The improving economy is helping cut what employers in Georgia and Tennessee pay per employee to fund the states' unemployment insurance programs.
Georgia announced Monday that it has repaid nearly $1 billion borrowed from the federal government to shore up the state's depleted unemployment insurance fund -- two years earlier than expected. As a result, Georgia employers will pay $63 per employee less next year in federal unemployment taxes, Georgia Labor Commissioner Mark Butler said Monday.
"By repaying the loan early, it will save our employers from having to pay approximately $600 million in additional federal unemployment taxes," Butler said.
Tennessee also borrowed from the federal government for a few months during the worst of the recession in 2010, but the Volunteer State quickly repaid the federal loan and has since build back its UI fund to more than $850 million, according to Jeff Hentschel, communications director for the Tennessee Department of Labor and Workforce Development.

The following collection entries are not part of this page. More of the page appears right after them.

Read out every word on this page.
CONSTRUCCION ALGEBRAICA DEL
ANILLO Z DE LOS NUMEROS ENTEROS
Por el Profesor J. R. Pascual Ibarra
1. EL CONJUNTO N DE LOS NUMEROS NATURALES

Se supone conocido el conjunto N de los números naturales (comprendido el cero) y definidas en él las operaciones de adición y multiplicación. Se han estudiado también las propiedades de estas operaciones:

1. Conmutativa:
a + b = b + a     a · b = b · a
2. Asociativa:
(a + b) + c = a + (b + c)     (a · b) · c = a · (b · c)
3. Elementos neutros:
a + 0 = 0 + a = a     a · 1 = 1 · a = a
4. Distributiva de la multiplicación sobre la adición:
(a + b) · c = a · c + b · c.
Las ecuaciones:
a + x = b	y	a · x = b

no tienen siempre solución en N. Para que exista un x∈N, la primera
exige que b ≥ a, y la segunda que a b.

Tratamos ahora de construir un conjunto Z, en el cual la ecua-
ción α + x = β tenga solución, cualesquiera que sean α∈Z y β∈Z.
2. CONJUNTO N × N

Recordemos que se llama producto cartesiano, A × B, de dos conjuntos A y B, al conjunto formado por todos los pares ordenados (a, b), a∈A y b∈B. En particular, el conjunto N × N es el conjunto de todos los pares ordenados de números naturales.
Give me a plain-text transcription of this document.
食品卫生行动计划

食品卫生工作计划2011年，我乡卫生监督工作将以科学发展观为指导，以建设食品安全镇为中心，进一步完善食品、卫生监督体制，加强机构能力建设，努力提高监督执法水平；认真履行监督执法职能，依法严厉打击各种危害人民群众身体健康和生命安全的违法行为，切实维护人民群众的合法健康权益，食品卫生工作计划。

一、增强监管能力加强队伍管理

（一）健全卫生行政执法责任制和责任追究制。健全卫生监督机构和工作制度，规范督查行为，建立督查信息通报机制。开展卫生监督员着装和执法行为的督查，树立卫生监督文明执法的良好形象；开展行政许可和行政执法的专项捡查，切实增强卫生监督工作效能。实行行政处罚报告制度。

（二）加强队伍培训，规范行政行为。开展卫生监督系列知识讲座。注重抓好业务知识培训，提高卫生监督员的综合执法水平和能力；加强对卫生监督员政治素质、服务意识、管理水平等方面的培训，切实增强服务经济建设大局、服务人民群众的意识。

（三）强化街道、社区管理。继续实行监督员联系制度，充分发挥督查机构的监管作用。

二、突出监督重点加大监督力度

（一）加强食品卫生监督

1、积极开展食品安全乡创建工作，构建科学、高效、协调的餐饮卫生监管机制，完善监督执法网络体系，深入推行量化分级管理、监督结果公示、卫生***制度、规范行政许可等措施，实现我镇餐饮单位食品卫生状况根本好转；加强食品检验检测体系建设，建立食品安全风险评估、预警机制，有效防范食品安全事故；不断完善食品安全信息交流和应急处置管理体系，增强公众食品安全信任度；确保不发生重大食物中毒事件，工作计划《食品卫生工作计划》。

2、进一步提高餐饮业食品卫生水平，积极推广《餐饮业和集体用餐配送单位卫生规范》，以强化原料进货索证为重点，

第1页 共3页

Once the Tennessee trust fund gets to $900 million, the taxable wage base will be cut for each worker from from $9,000 of annual wages to $8,000 in wages. Once the fund reaches $1 billion in Tennessee, employers will be taxed for UI benefits only on the first $7,000 of wages paid each worker.
Georgia has replenished its UI fund to nearly $356 million so far, Butler said.
Georgia's unemployment insurance trust fund had a balance of $1.3 billion in December 2007 when the recession began and unemployment stood at 5.1 percent. By December 2009, however, the unemployment rate had more than doubled to 10.4 percent and the trust fund was depleted. Georgia was forced to join more than 30 other states in borrowing from the federal government to pay state benefits.
The jobless rates in Georgia and Tennessee have declined from double-digit rates during the recession to only 6.3 percent last month in Tennessee and 7 percent last month in Georgia.
"Emerging from the Great Recession, a top priority of my administration has been putting Georgians back to work, and this news proves we are making great strides," Georgia Gov. Nathan Deal said in a statement Monday. "Georgia's ability to pay off its unemployment trust fund loan two years early is a testament to the determination of Georgia employers, the Georgia Department of Labor and our state's General Assembly."
Two years ago, the Georgia Legislature increased the amount of base wages used to calculate employer UI taxes from $8,500 to $9,500. It reduced the maximum period a person can receive benefits from 26 weeks to a maximum of 14 to 20 weeks, based on a sliding scale tied to the state unemployment rate.
While Georgia has repaid the loan principal to the federal government, the final interest payment of $2.7 million will be due and paid by Sept. 30.
There are 14 other states that have not repaid their UI loans.